To “fix” this, you need to figure out how UWP defines control resources and which events each responds to. Then, you have to create a resource dictionary—either at the app level, which will impact each control of that type, or at the control level if you just want the changes to impact a single control—and override each event manually.
This involves adding hundreds of lines of code to your project simply so you can find the events that a single control is responding to, plucking out the resource definitions twice (for both Light and Dark mode) and then recreating those lines with the values you want.
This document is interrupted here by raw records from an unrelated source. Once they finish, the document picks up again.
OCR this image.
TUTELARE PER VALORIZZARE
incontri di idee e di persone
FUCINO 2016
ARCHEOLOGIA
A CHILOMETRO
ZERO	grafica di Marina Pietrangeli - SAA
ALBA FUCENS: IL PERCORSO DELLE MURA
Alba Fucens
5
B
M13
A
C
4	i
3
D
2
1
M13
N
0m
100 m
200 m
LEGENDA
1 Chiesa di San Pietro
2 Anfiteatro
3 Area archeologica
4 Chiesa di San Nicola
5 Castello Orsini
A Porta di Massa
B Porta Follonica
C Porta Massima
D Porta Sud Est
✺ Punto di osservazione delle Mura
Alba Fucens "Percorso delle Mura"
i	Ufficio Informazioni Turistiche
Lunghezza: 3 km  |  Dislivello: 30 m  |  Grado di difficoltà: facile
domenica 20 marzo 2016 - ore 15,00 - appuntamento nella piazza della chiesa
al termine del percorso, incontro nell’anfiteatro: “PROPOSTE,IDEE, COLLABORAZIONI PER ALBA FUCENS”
You can then delete all of the lines of code you imported.
(I may not be explaining this completely correctly, but no matter: I’m simply trying to demonstrate how difficult this and how insurmountable a problem this would be for most.)
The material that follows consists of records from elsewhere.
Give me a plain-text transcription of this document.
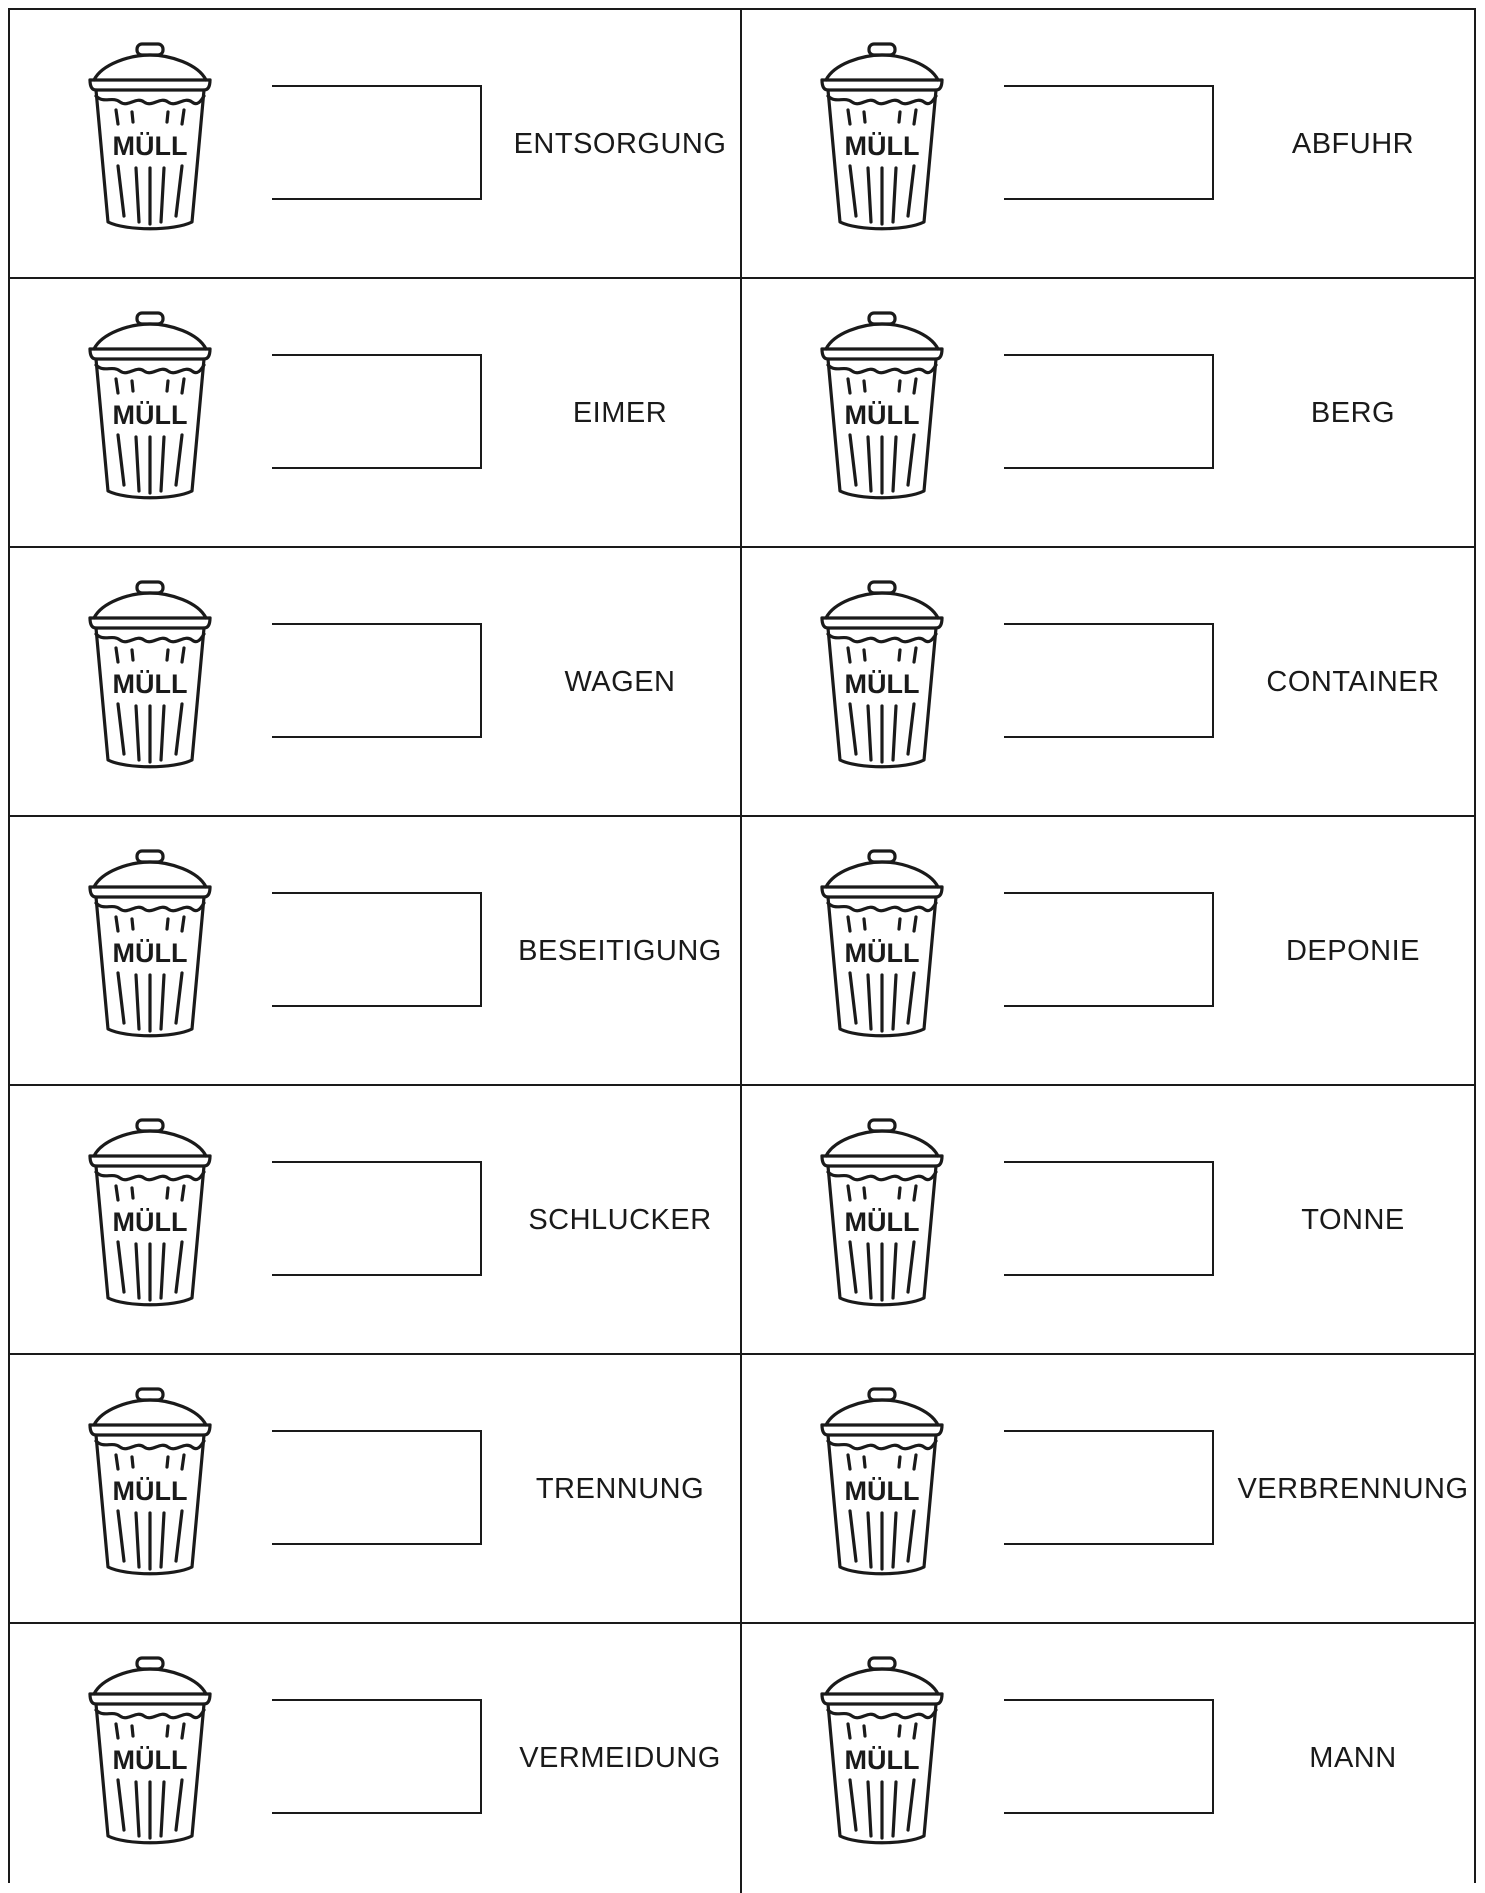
MÜLL	ENTSORGUNG	MÜLL	ABFUHR
MÜLL	EIMER	MÜLL	BERG
MÜLL	WAGEN	MÜLL	CONTAINER
MÜLL	BESEITIGUNG	MÜLL	DEPONIE
MÜLL	SCHLUCKER	MÜLL	TONNE
MÜLL	TRENNUNG	MÜLL	VERBRENNUNG
MÜLL	VERMEIDUNG	MÜLL	MANN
In short, I was previously defining the main text box in XAML like so:
<TextBox Name="TextBox1" AcceptsReturn="True" Grid.Row="1" Grid.ColumnSpan="3" BorderThickness="0,1,0,1" TextWrapping="Wrap" ScrollViewer.VerticalScrollBarVisibility="Visible" FontFamily="Consolas" FontSize="24"></TextBox>
To override the weird default UWP behaviors, I needed to change this to the following:
<TextBox Name="TextBox1" AcceptsReturn="True" Grid.Row="1" Grid.ColumnSpan="3" BorderThickness="0,1,0,1" TextWrapping="Wrap" ScrollViewer.VerticalScrollBarVisibility="Visible" FontFamily="Consolas" FontSize="24"> <TextBox.Resources> <ResourceDictionary> <ResourceDictionary.ThemeDictionaries> <ResourceDictionary x:Key="Light"> <SolidColorBrush x:Key="TextControlBackgroundDisabled" Color="White" /> <SolidColorBrush x:Key="TextControlForegroundDisabled" Color="Black" /> <SolidColorBrush x:Key="TextControlBackgroundFocused" Color="White" /> <SolidColorBrush x:Key="TextControlBackground" Color="White" /> <SolidColorBrush x:Key="TextControlBackgroundPointerOver" Color="White" /> <SolidColorBrush x:Key="TextControlForegroundPointerOver" Color="Black" /> </ResourceDictionary> <ResourceDictionary x:Key="Dark"> <SolidColorBrush x:Key="TextControlBackgroundDisabled" Color="White" /> <SolidColorBrush x:Key="TextControlBackgroundFocused" Color="White" /> <SolidColorBrush x:Key="TextControlForegroundDisabled" Color="Black" /> <SolidColorBrush x:Key="TextControlBackground" Color="White" /> <SolidColorBrush x:Key="TextControlBackgroundPointerOver" Color="White" /> <SolidColorBrush x:Key="TextControlForegroundPointerOver" Color="Black" /> </ResourceDictionary> </ResourceDictionary.ThemeDictionaries> </ResourceDictionary> </TextBox.Resources> </TextBox>
There are still some issues with the Dark app mode implementation, I realize this morning, but Light mode works correctly all of the time: The text box stays white whether it has the focus or not, and the text inside it does not disappear when you open a menu. Like so:

With that out of the way, I was able to get to some of the meat of the applications, like file open and save, leading me to believe that a basic Notepad clone in UWP is indeed possible. But the default behavior stumbling block is one I would not have been able to overcome. And now that I know how to do, I’m bewildered that there isn’t an easier way. It literally makes no sense. Just figuring out which events to override, let alone how, is problematic.
Still, I’m kind of intrigued by the notion of a display/resolution/dot-pitch independent version of the app. It looks pretty cool in tablet mode too.

This further gives me hope that an app version of the book is possible as well. I’ll get there eventually.